Meski potensi bencana longsor di Indonesia tinggi, pemerintah dinilai kurang serius menyikapi ancaman tersebut. Padahal BNPB sudah memberi peringatan soal daerah rawn longsor sejak awal November kepada para gubernur dan bupati terkait.

“Kalau peringatan BNPB diperhatikan secara serius, tidak perlu puluhan nyawa melayang," kata Arif Wendardi dari Greenpeace Indonesia, Selasa (16/12). 

Bencana longsor, ujar Arief, memang diakibatkan oleh faktor lingkungan seperti tingginya curah hujan dan daya dukung tanah yang rendah. Walau demikian, perubahan daya dukung lingkungan lebih disebabkan adanya kerusakan di daerah hulu seperti terjadinya alih fungsi lahan hutan. 

“Di daerah Banjarnegara, kami dengar banyak terjadi pembalakan liar yang menyebabkan tren longsor dari tahun ke tahun semakin tinggi,” kata Arief.

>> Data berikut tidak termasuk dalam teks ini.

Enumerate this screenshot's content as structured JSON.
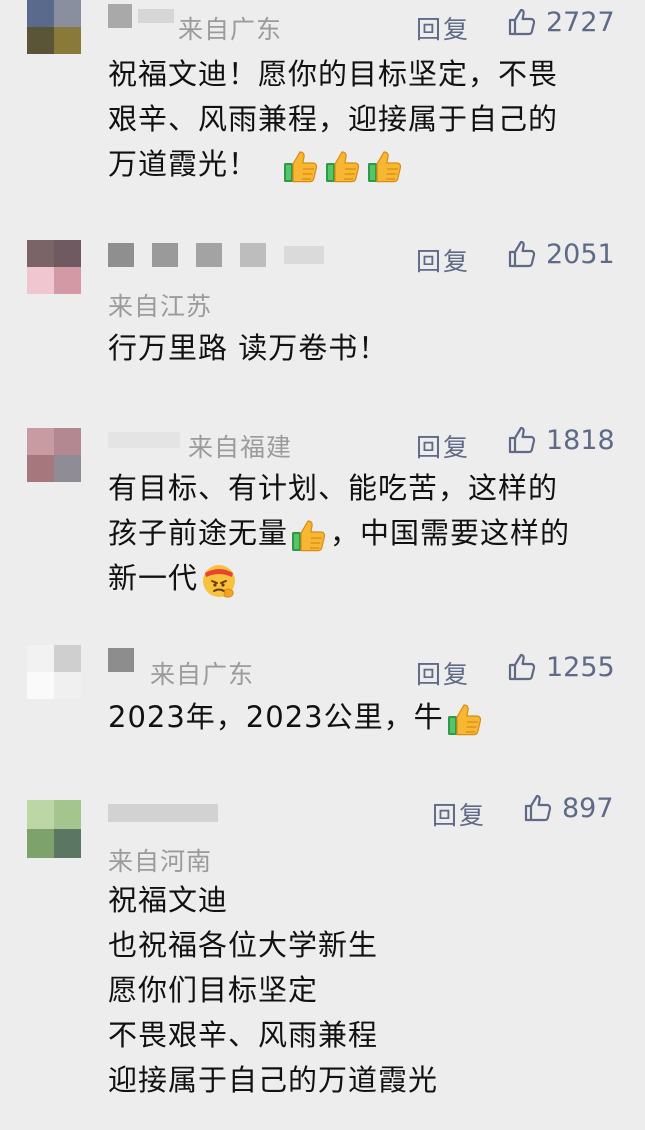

Arief meminta pemerintah tak sekadar menyalahkan warga dalam musibah longsor. “Bencana tersebut bukan salah mereka, tetapi lebih kepada perubahan daya dukung lingkungan, yakni kerusakan alih fungsi lahan yang dibiarkan pemerintah,” ujar Arief.

Oleh sebab itu Arief meminta pemerintah meningkatkan kesiapsiagaan terkait bencana longsor di Indonesia. “Dalam waktu singkat pemerintah bisa melakukan mitigasi bencana. Penduduk di lokasi rawan bencana longsor mesti dievakuasi,” ujarnya.

Untuk jangka panjang, Arief berharap pemerintah bisa menindak tegas perubahan alih fungsi lahan yang disebabkan pembalakan liar atau penebangan pohon secara ilegal di kawasan rawan longsor.

Dengan tingkat antisipasi tinggi, semoga hilangnya banyak nyawa dalam bencana alam yang telah terprediksi semacam ini bisa dihindari di masa mendatang.